Mas não é tudo. O Presidente também enumera "a total ausência de densificação do que seja lesão definitiva de gravidade extrema". Ou seja, na sua opinião o "único critério associado à lesão o seu caráter definitivo, e nada se referindo quanto à sua natureza fatal, não se vê como possa estar aqui em causa a antecipação da morte, uma vez que esta pode não ocorrer em consequência da referida lesão, tal como alerta, no seu parecer, o Conselho Nacional de Ética para as Ciências da Vida".

Mas como reagiram os partidos à decisão do Chefe de Estado?

  • PS: Isabel Moreira, em declarações à Agência Lusa, considerou a decisão de Marcelo natural e adiantou que os socialistas aguardam "com tranquilidade". "Pela nossa parte, fizemos o diploma com toda a atenção à Constituição, à jurisprudência quer nacional, quer europeia que existe sobre a matéria", afirmou.
  • BE: Os bloquistas encararam o envio  "com naturalidade", mas ressalvam que se trata uma lei feita "com humanidade, sem sombra de inconstitucionalidade". "O Presidente da República já tinha mostrado posições contrárias ao pretendido por esta lei, mas tinha também anunciado que não era por questões políticas que a iria vetar", rematou o líder parlamentar do Bloco, Pedro Filipe.
  • CDS-PP: Os centristas consideram que o Presidente tomou a opção que se esperaria da situação. Segundo o líder parlamentar, Telmo Correia, "a decisão do senhor Presidente da República é certa, é correta" e "faz todo o sentido".
  • PAN: Numa palavra, confiante. É assim a posição do partido quanto à constitucionalidade do diploma que despenaliza a eutanásia. Todavia, lamenta que Marcelo nada tenha dito na campanha sobre a sua intenção de enviar o texto para o Tribunal Constitucional.
  • Verdes: "Sabemos que o Presidente da República diz que há recurso excessivo a conceitos indeterminados, mas o PEV não tem essa leitura". Foi assim que José Luís Ferreira comentou a posição do partido relativamente às dúvidas do Chefe de Estado.
  • Iniciativa Liberal: O deputado João Cotrim Figueiredo também frisou que já esperava esta decisão, mas mantém-se confiante de que a lei aprovada "está perfeitamente dentro dos limites constitucionais" — especialmente após as duas alterações introduzidas pelo seu partido.
  • Chega: O deputado único, André Ventura, foi o mais peremptório: lamentou hoje que o Presidente da República não tenha vetado politicamente o diploma. "Do ponto de vista da oportunidade política, não é o momento de se regular a morte assistida quando estamos numa luta para salvar vidas todos os dias", frisou.

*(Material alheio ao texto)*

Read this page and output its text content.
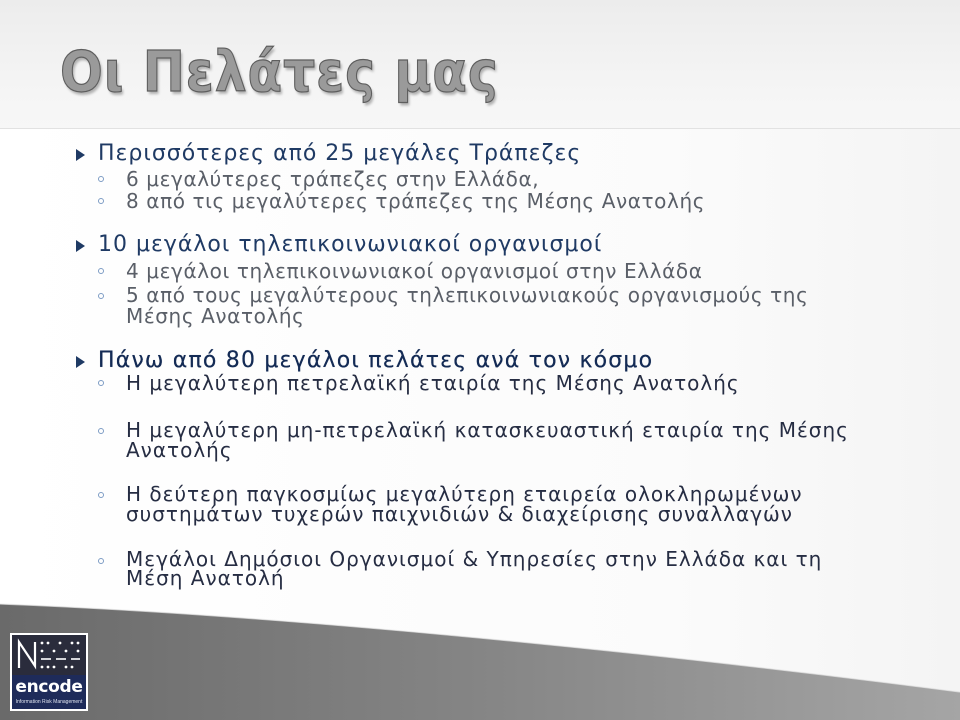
Οι Πελάτες μας
Περισσότερες από 25 μεγάλες Τράπεζες
6 μεγαλύτερες τράπεζες στην Ελλάδα,
8 από τις μεγαλύτερες τράπεζες της Μέσης Ανατολής
10 μεγάλοι τηλεπικοινωνιακοί οργανισμοί
4 μεγάλοι τηλεπικοινωνιακοί οργανισμοί στην Ελλάδα
5 από τους μεγαλύτερους τηλεπικοινωνιακούς οργανισμούς της
Μέσης Ανατολής
Πάνω από 80 μεγάλοι πελάτες ανά τον κόσμο
Η μεγαλύτερη πετρελαϊκή εταιρία της Μέσης Ανατολής
Η μεγαλύτερη μη-πετρελαϊκή κατασκευαστική εταιρία της Μέσης
Ανατολής
Η δεύτερη παγκοσμίως μεγαλύτερη εταιρεία ολοκληρωμένων
συστημάτων τυχερών παιχνιδιών & διαχείρισης συναλλαγών
Μεγάλοι Δημόσιοι Οργανισμοί & Υπηρεσίες στην Ελλάδα και τη
Μέση Ανατολή
encode
Information Risk Management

O parlamento aprovou a 29 de janeiro a despenalização da morte medicamente assistida, com os votos de grande parte da bancada do PS, do BE, PAN, PEV, Iniciativa Liberal e 14 deputados do PSD — que ainda não se pronunciou sobre a decisão do Presidente da República — e votos contra do CDS, Chega e PCP. Na altura, já se sabia que Marcelo Rebelo de Sousa podia vetar, enviar para o Tribunal Constitucional ou promulgar. Hoje, ficou-se a saber que a bola está do lado do tribunal.